In 1861, Charles Wakeley — one of the first 20 students to attend the nascent University of Wisconsin in 1849 and one of the first two men to graduate five years later — founded the Wisconsin Alumni Association (WAA). The Civil War had just begun, and the university was having financial and administrative difficulties. Wakeley brought together the university’s 40 alumni to keep alive the spirit of loyalty to their tottering alma mater. They gathered at a dinner held on June 26, 1861: the evening of the 1861 commencement ceremony.
The following year, alumni, faculty, regents, and friends met for the first all-alumni dinner. Held at the Capital House, it served to toast the university and those who had given their lives in the Civil War. In 1898, alumni in Milwaukee convened at Hotel Pfister for the first official chapter meeting on record. The following year, in 1899, WAA appointed a committee to create the Wisconsin Alumni Magazine, a monthly publication that today’s alumni know as On Wisconsin.

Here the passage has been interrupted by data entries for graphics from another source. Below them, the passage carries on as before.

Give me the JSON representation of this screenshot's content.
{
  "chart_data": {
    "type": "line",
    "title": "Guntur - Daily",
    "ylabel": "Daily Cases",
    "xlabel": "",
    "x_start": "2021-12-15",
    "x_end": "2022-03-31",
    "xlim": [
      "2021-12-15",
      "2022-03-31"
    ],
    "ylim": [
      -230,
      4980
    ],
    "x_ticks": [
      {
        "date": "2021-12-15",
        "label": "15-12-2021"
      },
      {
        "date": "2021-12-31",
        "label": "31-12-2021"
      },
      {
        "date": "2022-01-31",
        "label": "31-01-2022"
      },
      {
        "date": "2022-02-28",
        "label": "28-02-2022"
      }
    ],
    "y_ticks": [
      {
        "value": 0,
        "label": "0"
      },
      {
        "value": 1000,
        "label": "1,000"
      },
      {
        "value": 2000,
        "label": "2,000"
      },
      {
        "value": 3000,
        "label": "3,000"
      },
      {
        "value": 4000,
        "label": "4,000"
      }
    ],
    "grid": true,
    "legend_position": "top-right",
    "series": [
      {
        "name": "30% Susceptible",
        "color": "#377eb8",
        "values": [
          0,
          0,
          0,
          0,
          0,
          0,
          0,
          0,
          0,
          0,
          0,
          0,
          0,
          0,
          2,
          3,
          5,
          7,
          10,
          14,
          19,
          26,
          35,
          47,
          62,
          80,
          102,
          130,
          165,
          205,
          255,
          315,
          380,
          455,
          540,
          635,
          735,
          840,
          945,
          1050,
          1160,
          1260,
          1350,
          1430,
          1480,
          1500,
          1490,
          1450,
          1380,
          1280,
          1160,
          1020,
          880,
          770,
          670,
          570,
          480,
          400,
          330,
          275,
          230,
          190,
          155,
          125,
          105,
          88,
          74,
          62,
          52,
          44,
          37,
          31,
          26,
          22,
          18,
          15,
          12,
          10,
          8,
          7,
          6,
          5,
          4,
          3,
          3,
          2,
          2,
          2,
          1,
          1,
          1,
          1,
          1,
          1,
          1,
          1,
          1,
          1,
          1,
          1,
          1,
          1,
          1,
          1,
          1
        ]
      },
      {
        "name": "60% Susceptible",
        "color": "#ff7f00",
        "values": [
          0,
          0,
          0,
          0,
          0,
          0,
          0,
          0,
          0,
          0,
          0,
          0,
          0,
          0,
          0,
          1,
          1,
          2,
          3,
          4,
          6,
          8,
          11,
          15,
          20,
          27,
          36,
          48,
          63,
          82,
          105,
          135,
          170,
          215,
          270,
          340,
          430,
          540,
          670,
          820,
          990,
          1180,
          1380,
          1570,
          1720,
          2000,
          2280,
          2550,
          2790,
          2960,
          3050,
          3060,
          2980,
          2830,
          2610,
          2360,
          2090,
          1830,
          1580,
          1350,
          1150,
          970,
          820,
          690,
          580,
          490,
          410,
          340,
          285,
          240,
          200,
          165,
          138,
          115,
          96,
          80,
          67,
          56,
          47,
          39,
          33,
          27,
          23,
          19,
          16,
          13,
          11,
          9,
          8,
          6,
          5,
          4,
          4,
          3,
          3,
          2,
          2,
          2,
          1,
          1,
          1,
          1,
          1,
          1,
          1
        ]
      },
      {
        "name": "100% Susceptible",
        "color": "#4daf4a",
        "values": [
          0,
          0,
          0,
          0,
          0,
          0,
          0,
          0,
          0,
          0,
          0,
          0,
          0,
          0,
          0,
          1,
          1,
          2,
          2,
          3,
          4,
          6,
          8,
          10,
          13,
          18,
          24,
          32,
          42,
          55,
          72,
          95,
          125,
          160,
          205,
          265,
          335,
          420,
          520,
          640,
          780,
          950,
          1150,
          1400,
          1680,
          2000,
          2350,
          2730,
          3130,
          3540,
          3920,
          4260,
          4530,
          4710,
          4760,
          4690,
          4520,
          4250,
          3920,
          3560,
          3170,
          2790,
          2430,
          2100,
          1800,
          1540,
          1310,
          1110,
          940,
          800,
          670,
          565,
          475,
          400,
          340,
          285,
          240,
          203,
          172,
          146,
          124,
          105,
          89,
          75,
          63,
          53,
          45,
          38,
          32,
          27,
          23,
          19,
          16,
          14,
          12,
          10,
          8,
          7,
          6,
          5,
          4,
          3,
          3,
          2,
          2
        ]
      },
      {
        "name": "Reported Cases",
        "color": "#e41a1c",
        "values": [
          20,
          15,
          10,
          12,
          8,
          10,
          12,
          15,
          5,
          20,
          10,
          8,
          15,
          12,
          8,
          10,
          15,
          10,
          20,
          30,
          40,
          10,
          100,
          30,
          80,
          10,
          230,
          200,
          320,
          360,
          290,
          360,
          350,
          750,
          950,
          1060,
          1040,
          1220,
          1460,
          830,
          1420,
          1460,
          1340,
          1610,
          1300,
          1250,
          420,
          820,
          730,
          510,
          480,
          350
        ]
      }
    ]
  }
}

WAA has certainly evolved over the years. Since its inception, WAA’s contributions to the campus have included rallying the alumni leaders who helped to create the Wisconsin Alumni Research Foundation in 1925 and the UW Foundation in 1945, and to found the Wisconsin Union in 1907.
In 1967, alumni built the Wisconsin Alumni House, and in the 1970s, WAA became independent from the university.
Then, in 2011 WAA celebrated its 150th anniversary and presented UW–Madison with new street signs to mark key intersections near academic buildings, laboratories, and libraries on campus. That October, during the Red Tie Gala commemorating the organization’s anniversary, Alumni Park, a true legacy gift to campus, was announced. Envisioned as a celebration of the university’s most hallowed tradition, the Wisconsin Idea, Alumni Park opened to the public in October of 2017. Part green space, part art gallery/museum, and all about Badger achievements and traditions, the park has quickly become an iconic campus destination.
In 2014, WAA merged with the UW Foundation, and now both are divisions of the Wisconsin Foundation and Alumni Association. Today, WAA continues its mission to promote the welfare of UW–Madison and serve the interests of more than 450,000 alumni, keeping them connected to the UW and to each other through a variety of programs, services, events, and more.